Montaigne semble utiliser un vocabulaire amoureux lorsqu’il parle de son amitié exceptionnelle pour Étienne de La Boétie. Pourtant, à la différence de l’amour, l’amitié se fortifie de la séparation.
Au demeurant, ce que nous appelons ordinairement amis et amitiés, ce ne sont qu'accointances et familiarités nouées par quelque occasion ou commodité, par le moyen de laquelle nos âmes s'entretiennent. En l'amitié de quoi je parle elles se mêlent et confondent l'une en l'autre, d'un mélange si universel, qu'elles effacent et ne retrouvent plus la couture qui les a jointes. Si on me presse de dire pourquoi je l'aimais, je sens que cela ne se peut exprimer, qu'en répondant : « Parce que c'était lui ; parce que c'était moi. »
[…]
Depuis le jour que je le perdis, […] je ne fais que traîner languissant; et les plaisirs même qui s’offrent à moi, au lieu de me consoler, me redoublent le regret de sa perte. Nous étions à moitié de tout; il me semble que je lui dérobe sa part. […] J’étais déjà si fait et accoutumé à être deuxième partout, qu’il me semble n’être plus qu’à demi.
Montaigne, Essais, I, 28 (Éd. Villey t. 1 , p. 269 et 275-76).

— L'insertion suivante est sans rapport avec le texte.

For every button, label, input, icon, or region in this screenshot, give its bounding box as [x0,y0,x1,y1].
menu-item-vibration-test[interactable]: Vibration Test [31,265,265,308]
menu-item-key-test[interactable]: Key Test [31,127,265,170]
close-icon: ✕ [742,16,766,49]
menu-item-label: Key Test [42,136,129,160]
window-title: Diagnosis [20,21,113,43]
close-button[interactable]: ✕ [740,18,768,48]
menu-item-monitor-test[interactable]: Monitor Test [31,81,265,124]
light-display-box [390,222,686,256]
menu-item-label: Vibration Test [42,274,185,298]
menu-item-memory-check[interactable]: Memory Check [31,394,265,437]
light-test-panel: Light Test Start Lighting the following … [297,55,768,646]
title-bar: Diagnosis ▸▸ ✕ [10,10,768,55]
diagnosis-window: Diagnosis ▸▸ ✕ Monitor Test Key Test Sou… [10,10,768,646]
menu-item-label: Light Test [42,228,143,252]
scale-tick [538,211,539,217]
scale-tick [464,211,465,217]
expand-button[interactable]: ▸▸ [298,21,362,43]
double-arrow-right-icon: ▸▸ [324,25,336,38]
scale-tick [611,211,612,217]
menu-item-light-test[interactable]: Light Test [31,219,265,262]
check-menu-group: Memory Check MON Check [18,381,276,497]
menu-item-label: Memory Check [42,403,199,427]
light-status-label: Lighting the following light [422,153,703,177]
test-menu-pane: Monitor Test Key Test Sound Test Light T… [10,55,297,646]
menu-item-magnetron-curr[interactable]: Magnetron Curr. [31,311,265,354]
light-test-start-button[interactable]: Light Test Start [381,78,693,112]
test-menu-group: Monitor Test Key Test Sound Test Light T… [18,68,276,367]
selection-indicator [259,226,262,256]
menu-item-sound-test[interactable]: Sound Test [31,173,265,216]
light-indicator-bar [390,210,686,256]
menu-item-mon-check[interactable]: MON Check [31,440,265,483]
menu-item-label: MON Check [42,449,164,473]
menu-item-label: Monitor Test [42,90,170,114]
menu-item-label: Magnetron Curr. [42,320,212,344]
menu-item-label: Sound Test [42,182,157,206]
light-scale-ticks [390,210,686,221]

Et si l’absence lui est plaisante ou utile, elle m’est bien plus douce que sa présence; et ce n’est pas proprement absence quand il y a moyen de s’entr’avertir. J’ai tiré autrefois usage de notre éloignement, et commodité. Nous remplissions mieux et étendions la possession de la vie en nous séparant; il vivait, il jouissait, il voyait pour moi, et moi pour lui, autant pleinement que s’il y eût été. L’une partie demeurait oisive quand nous étions ensemble: nous nous confondions. La séparation du lieu rendait la conjonction de nos volontés plus riche. Cette faim insatiable de la présence corporelle accuse un peu la faiblesse en la jouissance des âmes.
Ibid., III, 9 (Éd. Villey, t. 3 p. 240-241).